So can you talk me through what you’ve been doing in rehearsals so far then?

Paul Chahidi:

Well, big ‘Meet and Greet’ on the first day, where we met most of the Globe and then we started rehearsals, Tim Carroll, director, hasn’t done a read-through. I mean, a lot of directors traditionally will sit down on the first day, you’ll meet and greet, you have your coffees, you say hello and stuff like that, then you, at some point during that first day, will sit down and do a read-through. What often happens is: everyone gets a bit nervous, you don’t really listen to a word anyone’s saying while they’re reading the play, until it gets to your bit, and you feel exhausted and start getting sleepy when you’re not speaking and all this sort of stuff.  So in order to avoid all that, I think, and to get people thinking about the play and making sure they knew the story, we went through the play, we did exercises around scenes, reading scenes but on its feet, and doing games with balls, and practicing the rhythm of the lines with balls, and saying things from the audience as other people were speaking to get them to make their lines kind of more active and respond to what the audience was saying. By the end of it, it took the first two weeks to get through the whole play, mucking around with it, as it were, like that, but by the end everyone was very, very familiar with the whole play and everyone else’s scenes in it. And we’ve just started the third week, so now we’ve been doing some exercises but we are also doing scenes on its feet and we’ve got - in rehearsal we’ve got two pillars like the Globe and the doors marked out, and we’ve started to think about using the space, and I think we’ve got another four weeks before the show; oh God, that’s not very long! But, you know, you can do a lot, and actually it’s quite often you go, “God, we don’t have time to do all these games!” But actually you do, and it’s really good, because you’re understanding the play deeper and you can ask lots of questions and things.

Hayley:

What relationships in the play are important for your characters?

Paul:

Hastings, his main relationship is with Richard and also with his friend Stanley. Stanley is another nobleman who also comes in and warns him that he has a bad dream about Richard and various meetings that are being held, he thinks, behind their back and he suggests they flee London.  It’s Stanley that comes in and says this to him and Hastings ignores him, he says, “You’re overreacting, we’ll be fine, he’s going to use us kindly.” And how wrong he is! There’s Stanley, there’s Richard, there’s the Queen, Elizabeth, who is King Edward IV’s wife. Catesby is Richard’s henchman. I don’t know that he’s a henchman in the sense that he’s carrying out some bad, sort of, behind the scenes work for Richard, I just know he is close to Richard and he is, I suppose, he’s part of our circle, because I’m close to Richard, but what I don’t know is that, you know, he’s about to become an enemy. But then, I mean, in all the court scenes, basically, Hastings has to meet everyone, so he meets the King. King Edward is also his master, he’s loyal to King Edward and that’s what gets Hastings the chop in the end because he refuses to recognise Richard’s right to the crown ahead of the two princes who, eventually, Richard kills. So he meets pretty much everyone while he’s alive. The only people he doesn’t have scenes with are Lady Anne and Richmond, and then he dies at the end of Act 3.

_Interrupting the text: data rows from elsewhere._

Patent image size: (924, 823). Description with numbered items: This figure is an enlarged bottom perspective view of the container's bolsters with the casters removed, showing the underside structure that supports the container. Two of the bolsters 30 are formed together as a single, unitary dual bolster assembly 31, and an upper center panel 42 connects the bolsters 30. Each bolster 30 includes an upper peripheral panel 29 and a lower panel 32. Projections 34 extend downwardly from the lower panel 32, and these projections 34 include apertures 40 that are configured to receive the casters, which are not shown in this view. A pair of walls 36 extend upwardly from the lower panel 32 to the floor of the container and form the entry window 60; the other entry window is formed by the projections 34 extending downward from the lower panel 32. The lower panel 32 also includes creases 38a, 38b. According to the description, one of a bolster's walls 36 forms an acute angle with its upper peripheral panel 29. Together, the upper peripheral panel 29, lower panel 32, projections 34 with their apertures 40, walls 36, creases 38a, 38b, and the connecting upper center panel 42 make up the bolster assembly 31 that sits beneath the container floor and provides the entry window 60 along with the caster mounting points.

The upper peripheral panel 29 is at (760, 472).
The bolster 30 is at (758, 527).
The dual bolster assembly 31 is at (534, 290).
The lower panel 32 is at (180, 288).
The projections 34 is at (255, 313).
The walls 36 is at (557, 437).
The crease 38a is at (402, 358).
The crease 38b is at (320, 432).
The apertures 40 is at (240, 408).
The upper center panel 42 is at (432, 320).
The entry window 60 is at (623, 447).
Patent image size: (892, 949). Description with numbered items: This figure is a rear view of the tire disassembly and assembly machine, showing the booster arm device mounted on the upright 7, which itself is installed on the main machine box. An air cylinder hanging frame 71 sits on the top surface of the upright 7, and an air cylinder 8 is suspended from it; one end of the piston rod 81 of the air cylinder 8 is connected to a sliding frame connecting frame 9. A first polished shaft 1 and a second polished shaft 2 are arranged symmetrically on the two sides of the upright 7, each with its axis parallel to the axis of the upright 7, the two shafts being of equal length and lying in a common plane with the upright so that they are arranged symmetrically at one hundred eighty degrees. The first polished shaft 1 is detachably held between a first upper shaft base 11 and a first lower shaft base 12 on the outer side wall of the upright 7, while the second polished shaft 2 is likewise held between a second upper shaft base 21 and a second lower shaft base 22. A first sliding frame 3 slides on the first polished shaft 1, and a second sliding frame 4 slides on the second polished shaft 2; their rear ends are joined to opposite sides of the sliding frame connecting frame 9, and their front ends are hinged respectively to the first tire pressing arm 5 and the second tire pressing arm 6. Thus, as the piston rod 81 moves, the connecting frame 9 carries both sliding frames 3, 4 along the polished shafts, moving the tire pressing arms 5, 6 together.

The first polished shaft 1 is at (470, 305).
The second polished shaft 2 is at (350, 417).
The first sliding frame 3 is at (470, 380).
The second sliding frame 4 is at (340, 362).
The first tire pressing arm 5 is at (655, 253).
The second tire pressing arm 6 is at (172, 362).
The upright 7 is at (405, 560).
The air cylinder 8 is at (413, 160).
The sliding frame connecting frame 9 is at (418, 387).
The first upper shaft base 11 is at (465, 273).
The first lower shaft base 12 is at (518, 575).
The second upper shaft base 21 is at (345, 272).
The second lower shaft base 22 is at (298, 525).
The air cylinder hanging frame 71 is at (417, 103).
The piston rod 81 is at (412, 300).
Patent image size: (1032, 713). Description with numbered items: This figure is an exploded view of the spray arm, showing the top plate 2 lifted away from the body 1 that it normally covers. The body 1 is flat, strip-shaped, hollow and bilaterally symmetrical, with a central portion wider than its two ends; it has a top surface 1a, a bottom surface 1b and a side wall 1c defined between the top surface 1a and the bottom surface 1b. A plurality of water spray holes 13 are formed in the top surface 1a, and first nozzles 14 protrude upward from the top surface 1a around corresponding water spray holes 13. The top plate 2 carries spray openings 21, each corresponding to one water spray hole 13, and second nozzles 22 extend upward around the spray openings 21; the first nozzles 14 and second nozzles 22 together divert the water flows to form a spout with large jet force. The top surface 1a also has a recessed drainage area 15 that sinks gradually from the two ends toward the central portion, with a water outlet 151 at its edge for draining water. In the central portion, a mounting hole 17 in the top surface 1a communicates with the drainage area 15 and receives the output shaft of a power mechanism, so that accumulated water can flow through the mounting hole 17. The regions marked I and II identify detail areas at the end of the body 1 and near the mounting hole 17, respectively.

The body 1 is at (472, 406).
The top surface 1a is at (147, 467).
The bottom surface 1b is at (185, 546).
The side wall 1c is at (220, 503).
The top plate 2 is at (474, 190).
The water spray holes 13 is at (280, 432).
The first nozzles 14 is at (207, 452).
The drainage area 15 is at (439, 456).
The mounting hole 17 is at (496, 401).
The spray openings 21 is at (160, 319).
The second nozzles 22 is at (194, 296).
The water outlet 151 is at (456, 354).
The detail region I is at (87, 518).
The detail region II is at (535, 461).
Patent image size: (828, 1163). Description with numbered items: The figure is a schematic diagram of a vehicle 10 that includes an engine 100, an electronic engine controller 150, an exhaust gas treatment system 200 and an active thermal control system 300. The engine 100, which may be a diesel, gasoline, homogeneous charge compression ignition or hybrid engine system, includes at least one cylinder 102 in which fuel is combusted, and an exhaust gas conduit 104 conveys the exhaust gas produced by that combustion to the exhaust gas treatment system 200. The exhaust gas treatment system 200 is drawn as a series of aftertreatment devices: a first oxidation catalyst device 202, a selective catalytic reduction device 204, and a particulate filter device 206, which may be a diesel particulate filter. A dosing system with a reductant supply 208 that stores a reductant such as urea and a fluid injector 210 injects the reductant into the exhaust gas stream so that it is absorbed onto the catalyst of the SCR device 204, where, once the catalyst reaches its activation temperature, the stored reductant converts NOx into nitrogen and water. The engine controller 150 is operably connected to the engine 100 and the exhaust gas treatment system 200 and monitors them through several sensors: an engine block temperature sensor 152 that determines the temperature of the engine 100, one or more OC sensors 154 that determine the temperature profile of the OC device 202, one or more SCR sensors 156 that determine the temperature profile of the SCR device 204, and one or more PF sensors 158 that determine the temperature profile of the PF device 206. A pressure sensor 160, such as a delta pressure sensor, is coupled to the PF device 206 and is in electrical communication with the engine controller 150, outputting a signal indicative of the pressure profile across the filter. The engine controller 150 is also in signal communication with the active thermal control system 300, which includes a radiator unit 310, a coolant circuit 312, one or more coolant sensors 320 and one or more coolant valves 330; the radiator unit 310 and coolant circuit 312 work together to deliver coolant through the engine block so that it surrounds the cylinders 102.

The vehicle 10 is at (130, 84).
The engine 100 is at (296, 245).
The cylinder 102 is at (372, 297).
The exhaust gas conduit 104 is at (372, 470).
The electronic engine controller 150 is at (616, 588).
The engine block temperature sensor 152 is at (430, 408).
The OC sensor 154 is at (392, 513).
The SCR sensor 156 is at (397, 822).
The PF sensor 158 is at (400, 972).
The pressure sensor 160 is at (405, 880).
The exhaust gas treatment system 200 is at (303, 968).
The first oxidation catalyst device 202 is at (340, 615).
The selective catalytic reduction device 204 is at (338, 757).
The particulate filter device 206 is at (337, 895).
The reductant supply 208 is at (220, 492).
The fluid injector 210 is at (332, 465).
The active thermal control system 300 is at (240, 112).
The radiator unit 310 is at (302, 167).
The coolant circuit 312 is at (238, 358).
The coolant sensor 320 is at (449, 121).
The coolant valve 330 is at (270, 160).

And Tyrrell, his only relationship is with Richard and the two murderers that he’s hired to do the killing, who you never meet but you hear him talk about them.  And also the third factor in all this is the relationship with the audience. So you know, Tyrrell will have a relationship with the audience when he’s speaking to them.

Hayley:

Are there any scenes that are specifically significant in the interpretation of these characters? A particular moment that you think, sort of, sums them up?

Paul:

Yeah, well, for Hastings I think it’s the scene where he’s woken up by Stanley’s servant, whom I mentioned earlier, Stanley, his friend, who’s had a dream about a boar, a wild boar, charging at them both and taking their helmets off. And so he gets warned by the servant that Stanley’s had a dream, then Catesby comes in and says, “Would you support Richard if he went, aimed for the throne?” And Hastings says, “No, I’d rather have my own head chopped off than that”. And then Stanley himself in that same scene comes in and says, “I’ve had the dream, why don’t we run, now?” And he says, “No, no, no, let’s stay put”, you know. So that whole scene seems to encapsulate, kind of, what he feels his position is at court and he feels very secure. And the kind of person that he is, which is, well, I haven’t decided yet, but you know, he’s got his reasons for staying. It makes sense in a way because, you know, the first thing that would arouse suspicions if you run off and it’s better to stay put. And besides, I think, he thinks he’s in a really strong position. So that’s his main scene. And then before he dies, he, kind of, sees the light, and that is another revelation as a character where he says, “Oh, God, who are those people, what was I thinking, of course”. This is the culmination, this is the inevitable end; it was all leading to this.

And Tyrrell, he is a quite mysterious character. He says his speech to the audience, I suppose. He is quite, I think, unsentimental about it. He is describing, basically, how the murderers killed the two princes by smothering them with a pillow. And how they’re weeping and feel full of regret and stuff. Because they couldn’t do it, they couldn’t come and tell the King, he’s had to come and tell the King himself. But I don’t sense he’s getting very emotional about it. I might change my mind about that. This is the great thing about rehearsals, I might change my mind and think, “Oh, I’ve misread that.” But at the moment he looks quite cool about the whole thing.

Hayley:

Have you got the boys in yet?

Paul:

Yeah, we’ve met them, we’ve got four, I don’t think you’re allowed to legally, it’d be slave labour if you, you know, every night, people have got homework to do, school to go to. We’ve got four boys and they’ve been great. We’ve had one session on a Saturday with them and they’ll be coming in again.

Hayley:

Maybe you’ll feel bad, once…

Paul:

I know! It would be good to put a face to the people I’m talking about killing! It’s always good for the acting.